What I’ve not told anyone yet is how the two stories are related.
If you haven’t guessed from the publisher’s description of The Pleasure Device, the “device” is an electro-mechanical vibrating machine, or, as we know (and love) it today, a vibrator. Yes, the vibrator was actually a thing in the second half of the nineteenth century, although it was originally used as a non-sexual massager. Its use as a treatment for hysteria in Victorian England began around 1879, when my novel takes place.
When I wrote Dr. Christopher (as I call it and will probably continue to call it, so if you ever meet me, I might call it that; it’s okay, though, as Dr. Julius Christopher is a central character in the book), I wanted the opening scene to depict a demonstration of the electro-mechanical vibrating device. What better way to do this than to show it from the point of view of the subject being demonstrated upon and what she experiences—the frustration of being a study participant, the pleasure experienced from the device. So that’s how the novel originally opened.

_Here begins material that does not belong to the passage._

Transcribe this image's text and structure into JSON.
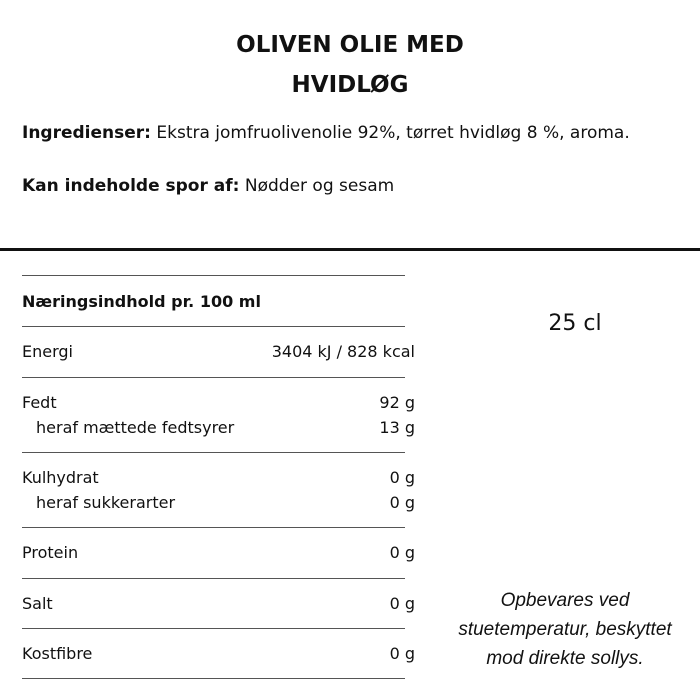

And then I began editing the manuscript.
One of the “rules” of genre fiction, perhaps particularly romance fiction, is that the opening has to somehow reference or be in the point of view of one of the main characters: hero, heroine, antagonist/villain. The young woman who was the subject of the vibrator experiment in my novel, Grace Danby, is not one of those three. She is a major character, but she’s a secondary or tertiary heroine. So, I had to change the point of view of that scene to the only other main character who was actually in that scene, Dr. Julius Christopher.
The scene works very well from Dr. Christopher’s point of view. Still, Grace’s side of the story needed to be told.
I saved the original version of the scene fully intending one day to create a short story out of it, maybe as an “extra” at the end of the novel should I ever self-publish it. But then, sometime in March, I saw the call for submissions at Go Deeper Press for “erotic stories of less than 500 words…Stories in which characters climax are particularly welcomed…” and I thought, why not?
The end result is that Grace’s side of the story gets to be told in Dirty Little Numbers.